Le nouveau Béla Tarr est un drôle d’objet, assez éloigné de ses chefs-d’oeuvre récents (Les Harmonies Werckmeister). Si le style est reconnaissable entre tous, imposant son extraordinaire aisance à produire du plan-séquence comme un autre enchaînerait les perles, l’univers abordé – un roman de Simenon, tourné dans le port de Bastia – occasionne une rupture atmosphérique assez troublante.

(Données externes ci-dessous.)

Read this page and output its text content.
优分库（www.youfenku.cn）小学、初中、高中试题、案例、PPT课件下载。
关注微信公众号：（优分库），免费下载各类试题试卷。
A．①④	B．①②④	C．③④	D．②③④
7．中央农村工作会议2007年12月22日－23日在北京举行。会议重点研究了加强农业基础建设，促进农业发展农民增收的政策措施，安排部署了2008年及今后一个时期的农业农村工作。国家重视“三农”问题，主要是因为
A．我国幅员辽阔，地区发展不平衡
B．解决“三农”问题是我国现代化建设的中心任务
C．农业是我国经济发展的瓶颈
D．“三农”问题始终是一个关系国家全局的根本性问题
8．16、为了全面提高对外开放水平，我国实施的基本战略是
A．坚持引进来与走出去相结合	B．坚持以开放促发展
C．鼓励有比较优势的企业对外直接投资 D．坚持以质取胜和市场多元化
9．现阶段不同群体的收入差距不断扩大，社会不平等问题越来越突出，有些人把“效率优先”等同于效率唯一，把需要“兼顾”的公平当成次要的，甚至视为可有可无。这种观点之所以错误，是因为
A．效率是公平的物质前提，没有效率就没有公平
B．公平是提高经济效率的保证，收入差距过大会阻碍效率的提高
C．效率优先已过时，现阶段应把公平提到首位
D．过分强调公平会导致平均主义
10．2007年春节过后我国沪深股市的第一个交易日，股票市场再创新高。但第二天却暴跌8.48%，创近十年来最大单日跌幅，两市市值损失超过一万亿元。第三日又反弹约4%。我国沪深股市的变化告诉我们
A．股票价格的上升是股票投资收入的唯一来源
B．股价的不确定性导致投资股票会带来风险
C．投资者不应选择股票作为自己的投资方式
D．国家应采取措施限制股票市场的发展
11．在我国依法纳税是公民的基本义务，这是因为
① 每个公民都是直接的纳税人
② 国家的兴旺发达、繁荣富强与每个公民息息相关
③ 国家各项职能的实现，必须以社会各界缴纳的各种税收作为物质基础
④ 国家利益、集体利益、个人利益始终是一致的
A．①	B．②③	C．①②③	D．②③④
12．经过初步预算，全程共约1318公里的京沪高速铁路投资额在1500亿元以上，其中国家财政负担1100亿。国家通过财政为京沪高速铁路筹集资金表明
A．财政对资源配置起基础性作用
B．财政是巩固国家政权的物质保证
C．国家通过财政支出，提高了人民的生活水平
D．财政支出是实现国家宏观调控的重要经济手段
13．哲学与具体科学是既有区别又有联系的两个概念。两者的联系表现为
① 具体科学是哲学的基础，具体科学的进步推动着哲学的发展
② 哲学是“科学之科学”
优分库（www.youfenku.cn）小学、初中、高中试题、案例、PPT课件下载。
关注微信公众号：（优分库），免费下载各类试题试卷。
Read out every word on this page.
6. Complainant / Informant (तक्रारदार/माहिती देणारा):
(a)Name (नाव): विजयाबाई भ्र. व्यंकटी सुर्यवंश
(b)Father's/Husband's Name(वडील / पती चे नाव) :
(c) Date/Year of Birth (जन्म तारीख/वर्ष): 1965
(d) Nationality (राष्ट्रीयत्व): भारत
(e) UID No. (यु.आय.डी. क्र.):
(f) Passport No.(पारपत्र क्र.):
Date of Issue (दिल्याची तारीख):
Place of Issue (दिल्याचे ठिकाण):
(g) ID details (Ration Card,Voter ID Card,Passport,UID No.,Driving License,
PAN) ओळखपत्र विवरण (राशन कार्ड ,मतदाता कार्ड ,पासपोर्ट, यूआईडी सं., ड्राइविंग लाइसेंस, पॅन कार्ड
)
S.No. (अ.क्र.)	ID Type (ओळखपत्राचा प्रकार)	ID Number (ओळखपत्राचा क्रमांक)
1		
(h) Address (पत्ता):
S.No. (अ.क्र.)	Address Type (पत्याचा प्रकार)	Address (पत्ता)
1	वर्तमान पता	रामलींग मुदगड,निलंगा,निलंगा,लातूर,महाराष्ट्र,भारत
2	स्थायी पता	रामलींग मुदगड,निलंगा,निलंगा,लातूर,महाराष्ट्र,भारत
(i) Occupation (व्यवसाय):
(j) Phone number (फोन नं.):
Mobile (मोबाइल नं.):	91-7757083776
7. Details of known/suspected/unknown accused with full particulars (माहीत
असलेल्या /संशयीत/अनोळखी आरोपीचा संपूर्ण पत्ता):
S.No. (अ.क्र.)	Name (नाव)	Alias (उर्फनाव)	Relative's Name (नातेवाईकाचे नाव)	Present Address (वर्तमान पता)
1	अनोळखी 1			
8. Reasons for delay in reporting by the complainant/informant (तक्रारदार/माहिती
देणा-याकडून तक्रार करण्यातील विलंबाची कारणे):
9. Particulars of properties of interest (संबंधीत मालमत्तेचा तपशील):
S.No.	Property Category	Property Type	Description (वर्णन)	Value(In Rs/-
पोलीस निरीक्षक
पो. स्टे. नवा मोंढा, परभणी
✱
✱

Tarr s’intéresse évidemment très peu à l’intrigue de polar pour se concentrer sur la vie monotone et sans horizon d’un pauvre bougre enfermé dans un quotidien pathétique : une manière de se raccorder avec le héros des Harmonies, mais sur un versant complètement désespéré et délesté de tout idéal. Nulle place pour la suspension ou lé féerie ici, simplement le long déversement d’un chaos intérieur qui finit par déborder un scénario à l’état de trace. La postsynchronisation digne d’une série Z mexicaine crée un certain malaise (d’autant qu’on ne sait si la voix de chti du héros est vraiment volontaire) et se plaque sur les silhouettes dans un effet de collage déroutant, vaguement apocalyptique, quelque part entre Zola, Prévert et l’expressionnisme allemand. C’est finalement cet aspect BD qui demeure le plus intéressant dans le film, tant le reste déroule sa virtuosité avec une insistance atone et quelque peu pontifiante.
Pour peu qu’on le voit comme une sorte de Sin city bouseux et sartrien, L’Homme de Londres s’impose quand même. Mais avec un côté service minimum assez décevant de la part de l’un des cinéastes les plus importants de ces trente dernières années.